January 26

For most Australians, January 26 marks a public holiday, often celebrated with barbecues and outdoor activities. Yet, the significance of this day stays largely misunderstood. Few realize that it commemorates the raising of the Union Jack at Sydney Cove, signifying the beginning of British colonisation in Australia. Among the minority who understand the true meaning behind this date are Australia’s First Peoples who as of 30 June 2021, there were 983,700 Aboriginal and Torres Strait Islander people, being 3.8% of the total Australian population. One-third (33.1%) were under 15 years of age. The median age was 24.0 years. Three-quarters (74.5%) lived in New South Wales, Queensland and Western Australia. For the majority of First Peoples of Australia 26 January is the day on which the invasion of our land’s began.

While the majority of Australia’s population relish the festivities without clarity on what exactly they’re celebrating, The First Peoples of Australia come together in a celebration of our survival. As the First Peoples of the continent and nearby islands now known collectively as Australia, we have survived the massacres, the stolen generations, the so called protectionist and assimilationist policies.

My journey to understand my roots has supported my family discover our origins, yet reclaiming our heritage, language, and identity still is a distant dream. But there’s hope in the next generation. My now adult children are well-versed in our family’s history, the proudly identifies as First Peoples, embracing their heritage and their crucial roles in Australian society. They are seeing an awakening among Non-Indigenous Australians—an evolving awareness of Australia’s comprehensive history and its lasting legacies.
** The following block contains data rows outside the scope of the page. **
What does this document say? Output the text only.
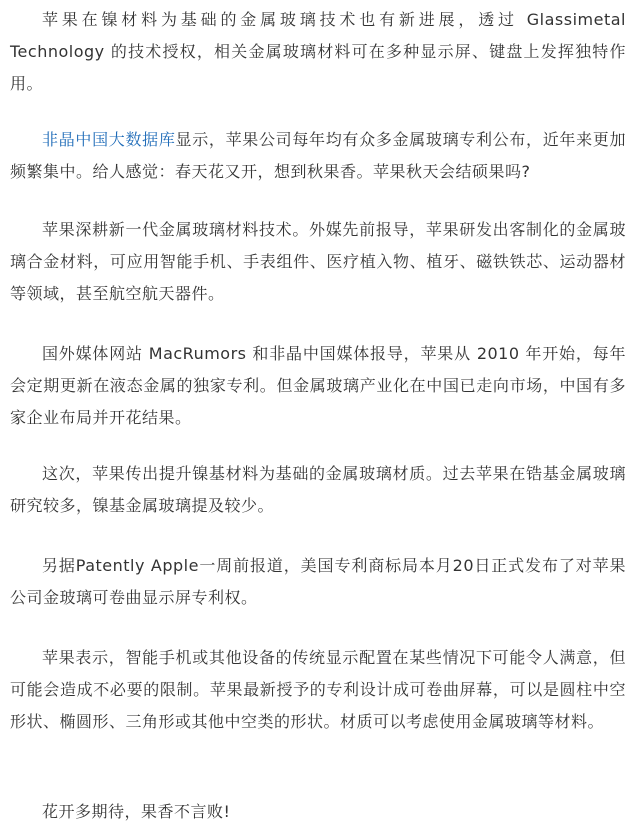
苹果在镍材料为基础的金属玻璃技术也有新进展，透过 Glassimetal Technology 的技术授权，相关金属玻璃材料可在多种显示屏、键盘上发挥独特作用。

非晶中国大数据库显示，苹果公司每年均有众多金属玻璃专利公布，近年来更加频繁集中。给人感觉：春天花又开，想到秋果香。苹果秋天会结硕果吗?

苹果深耕新一代金属玻璃材料技术。外媒先前报导，苹果研发出客制化的金属玻璃合金材料，可应用智能手机、手表组件、医疗植入物、植牙、磁铁铁芯、运动器材等领域，甚至航空航天器件。

国外媒体网站 MacRumors 和非晶中国媒体报导，苹果从 2010 年开始，每年会定期更新在液态金属的独家专利。但金属玻璃产业化在中国已走向市场，中国有多家企业布局并开花结果。

这次，苹果传出提升镍基材料为基础的金属玻璃材质。过去苹果在锆基金属玻璃研究较多，镍基金属玻璃提及较少。

另据Patently Apple一周前报道，美国专利商标局本月20日正式发布了对苹果公司金玻璃可卷曲显示屏专利权。

苹果表示，智能手机或其他设备的传统显示配置在某些情况下可能令人满意，但可能会造成不必要的限制。苹果最新授予的专利设计成可卷曲屏幕，可以是圆柱中空形状、椭圆形、三角形或其他中空类的形状。材质可以考虑使用金属玻璃等材料。

花开多期待，果香不言败!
However, as each new generation appears, and conversations still revolve around achieving equity for the original custodians of this land, my aspirations for the challenging work to be conducted still seems thousands of kilometres away. Especially after the strength of the no vote in the October 2023 referendum. I envision my grandchildren not only knowing their history and cherishing their legacy but also living in a society where equity isn’t still a dream for First Peoples communities.